Un contexte bouleversé
Nous vivons une période inédite et tout le monde s’accorde à penser que l’après-crise ne sera pas un retour à l’avant Coronavirus. Entreprises et individus vont être amenés à repenser leurs façons de travailler, qu’il s’agisse de la localisation des usines ou de celle, à distance, de certains collaborateurs.
Suspect aux yeux de certaines entreprises, bien implanté ailleurs, le télétravail avait déjà considérablement progressé lors des grèves de décembre 2019. La crise du COVID-19 le justifie et l’implante définitivement partout où il peut se mettre en place.
Les premiers retours d’expériences révèlent de nombreux avantages : plus de perte de temps dans les transports, meilleure concentration… Ils mettent également en lumière certains inconvénients : tout le monde ne dispose pas de la quiétude et de la place souhaitée, d’autres constatent paradoxalement une intensification de la demande et de la charge de travail, certains sont plus isolés que jamais.
Le télétravail, recette miracle ?
Le télétravailleur ne « perd plus de temps » à la machine à café ou en conversation de couloir.

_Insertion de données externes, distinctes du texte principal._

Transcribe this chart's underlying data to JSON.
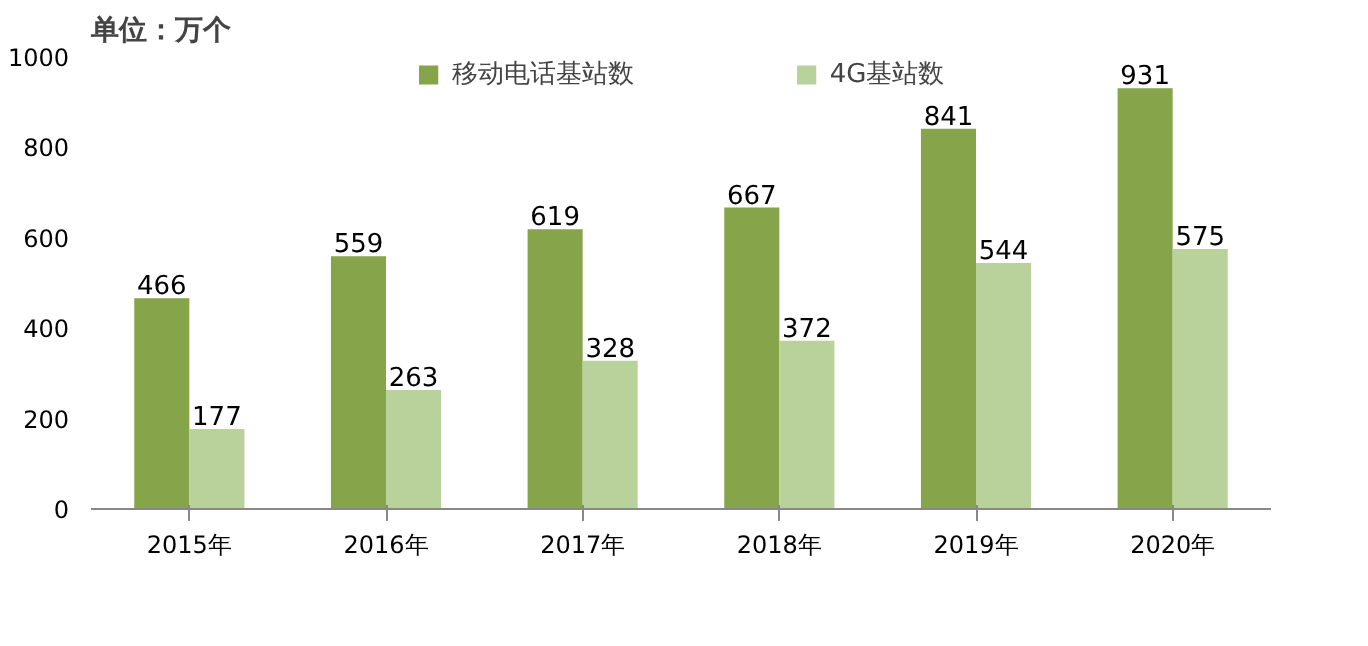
{
  "chart_data": {
    "type": "bar",
    "title": "单位：万个",
    "categories": [
      "2015年",
      "2016年",
      "2017年",
      "2018年",
      "2019年",
      "2020年"
    ],
    "series": [
      {
        "name": "移动电话基站数",
        "color": "#86a44a",
        "values": [
          466,
          559,
          619,
          667,
          841,
          931
        ]
      },
      {
        "name": "4G基站数",
        "color": "#b9d29c",
        "values": [
          177,
          263,
          328,
          372,
          544,
          575
        ]
      }
    ],
    "ylim": [
      0,
      1000
    ],
    "yticks": [
      0,
      200,
      400,
      600,
      800,
      1000
    ],
    "grid": false,
    "legend": "top",
    "data_labels": true
  }
}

Il n’est plus « interrompu dans son travail » par le débarquement inopiné de son boss ou par les questions incessantes de collègues, quoique….
La réunion virtuelle, cela fonctionne bien, et d’autant mieux que les équipes se connaissent pour avoir eu l’habitude de travailler ensemble dans le monde d’avant. Certains trouvent même que les réunions sont plus efficaces qu’auparavant, parce qu’elles font l’objet de moins d’apartés ou de digressions. Les technologies collaboratives permettent de travailler par petits groupes sur des documents partagés. A priori, nous sommes dans le gagnant - gagnant.
Tout se passe un peu comme après la mise en place du lean management : les temps morts disparaissent, l’efficacité semble en bénéficier.
En théorie. Car dans la réalité, et comme après la mise en place trop zélée d’un lean management, des premiers signaux délétères apparaissent : « je travaille en continu de 8h à 21h », « mon boss m’appelle 5 fois par jour », « et dans le même temps, les RH nous envoient des messages nous invitant à nous ménager ». Nous serons donc amenés à repenser la journée de télétravail comme autre chose qu’une journée normale de travail, à distance.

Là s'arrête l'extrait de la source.